His ultimate reliance on eyewitness testimony, not the hard sciences, is calculated. He knows he is trapped: were he to acknowledge these technical problems, he knows full well that other related technical problems will also apply to the 30 minute scenario (such as Prussian Blue formation, oxygen depletion & CO2 buildup doing all of the killing, and so on and so forth). This is why eyewitness testimony (despite being unreliable according to him, and "flawed as hell" according to his friend) must always be placed firmly above the hard sciences for exterminatinists. It's a house of cards that must not be toppled!
What you think of as technical problems are in fact witness problems. The uncertainty about how long gassings comes from, is because of the witnesses. There is no document, film recording or anything other than witness estimations, as to how long a gassing took place.

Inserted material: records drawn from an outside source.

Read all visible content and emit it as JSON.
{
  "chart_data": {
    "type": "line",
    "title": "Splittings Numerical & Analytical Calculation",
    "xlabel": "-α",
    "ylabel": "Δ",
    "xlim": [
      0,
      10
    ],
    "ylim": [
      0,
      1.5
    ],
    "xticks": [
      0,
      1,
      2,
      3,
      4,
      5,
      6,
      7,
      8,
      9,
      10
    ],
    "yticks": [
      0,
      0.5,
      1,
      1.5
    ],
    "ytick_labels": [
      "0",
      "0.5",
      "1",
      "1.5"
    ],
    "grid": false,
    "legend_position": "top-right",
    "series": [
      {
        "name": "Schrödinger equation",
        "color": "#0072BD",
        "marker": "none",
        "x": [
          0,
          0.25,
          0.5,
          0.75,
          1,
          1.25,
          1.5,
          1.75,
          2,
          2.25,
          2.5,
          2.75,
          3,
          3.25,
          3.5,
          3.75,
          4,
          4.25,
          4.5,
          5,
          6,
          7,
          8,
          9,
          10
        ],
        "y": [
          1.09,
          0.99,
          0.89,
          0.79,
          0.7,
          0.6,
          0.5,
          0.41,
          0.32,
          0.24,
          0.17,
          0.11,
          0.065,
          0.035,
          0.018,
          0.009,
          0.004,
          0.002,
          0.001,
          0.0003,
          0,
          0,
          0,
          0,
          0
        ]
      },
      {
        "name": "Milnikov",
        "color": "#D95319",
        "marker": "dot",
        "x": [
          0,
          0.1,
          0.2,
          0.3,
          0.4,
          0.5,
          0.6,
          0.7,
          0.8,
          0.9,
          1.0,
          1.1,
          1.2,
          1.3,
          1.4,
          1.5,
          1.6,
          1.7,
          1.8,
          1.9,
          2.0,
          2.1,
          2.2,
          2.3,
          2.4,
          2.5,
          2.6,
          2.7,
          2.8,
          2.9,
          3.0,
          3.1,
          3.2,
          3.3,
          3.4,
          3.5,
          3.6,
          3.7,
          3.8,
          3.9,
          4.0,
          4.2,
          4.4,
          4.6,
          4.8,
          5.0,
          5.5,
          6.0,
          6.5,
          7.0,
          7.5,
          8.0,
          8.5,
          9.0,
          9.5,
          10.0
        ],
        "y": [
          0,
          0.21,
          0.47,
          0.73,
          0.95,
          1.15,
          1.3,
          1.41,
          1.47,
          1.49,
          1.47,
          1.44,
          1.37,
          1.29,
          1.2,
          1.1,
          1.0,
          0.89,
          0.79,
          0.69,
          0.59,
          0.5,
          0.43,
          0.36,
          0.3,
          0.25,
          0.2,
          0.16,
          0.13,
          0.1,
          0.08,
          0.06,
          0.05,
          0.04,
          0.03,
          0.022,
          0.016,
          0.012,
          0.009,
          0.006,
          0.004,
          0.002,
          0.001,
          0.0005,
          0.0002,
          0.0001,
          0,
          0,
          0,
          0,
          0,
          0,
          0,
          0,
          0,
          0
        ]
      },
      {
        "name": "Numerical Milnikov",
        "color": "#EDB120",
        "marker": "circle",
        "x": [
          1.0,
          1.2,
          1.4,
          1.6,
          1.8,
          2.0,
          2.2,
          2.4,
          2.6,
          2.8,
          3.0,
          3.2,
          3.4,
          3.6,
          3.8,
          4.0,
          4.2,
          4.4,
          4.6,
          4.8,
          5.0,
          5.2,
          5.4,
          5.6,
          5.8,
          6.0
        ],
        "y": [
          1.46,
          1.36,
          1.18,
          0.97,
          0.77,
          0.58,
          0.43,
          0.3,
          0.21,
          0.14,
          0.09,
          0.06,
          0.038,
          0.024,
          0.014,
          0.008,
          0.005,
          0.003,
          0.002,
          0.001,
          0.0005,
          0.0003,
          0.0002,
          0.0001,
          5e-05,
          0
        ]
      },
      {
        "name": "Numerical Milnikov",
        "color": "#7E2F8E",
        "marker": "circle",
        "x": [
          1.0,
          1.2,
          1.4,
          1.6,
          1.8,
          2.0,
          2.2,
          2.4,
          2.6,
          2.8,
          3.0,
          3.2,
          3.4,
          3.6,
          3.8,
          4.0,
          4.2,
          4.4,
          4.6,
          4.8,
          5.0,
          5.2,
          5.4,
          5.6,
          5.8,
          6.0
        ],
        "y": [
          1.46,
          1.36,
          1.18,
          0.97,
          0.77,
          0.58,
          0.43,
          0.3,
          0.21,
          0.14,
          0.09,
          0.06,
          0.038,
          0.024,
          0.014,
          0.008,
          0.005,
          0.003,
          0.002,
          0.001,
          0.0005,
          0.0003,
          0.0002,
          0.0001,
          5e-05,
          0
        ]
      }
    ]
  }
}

Since witnesses are the only source of timings for gassings, we have to consider how reliable people are at estimating duration, in general. If multiple people see an event, will they provide a consistent and reliable timing for how long that event lasted? The answer, from numerous tests and real life experience, is, no. The witnesses will not be consistent or reliable. I googled how good are we at estimating time? The AI response was,
"People are not very good at estimating time, and they tend to underestimate how long tasks will take. This is true for both individuals and groups working on larger projects.
Explanation
A study found that only 17% of people were able to accurately estimate how long they had been sitting quietly."
That means if a witness said a gassing took 10 minutes, that is not proof he lied, it is just that he is poor, like most of us are, at estimating time. Since a gassing of 10 minutes is not physically possible, the witness has underestimated how long the gassing took. The gassing timings are a witness problem.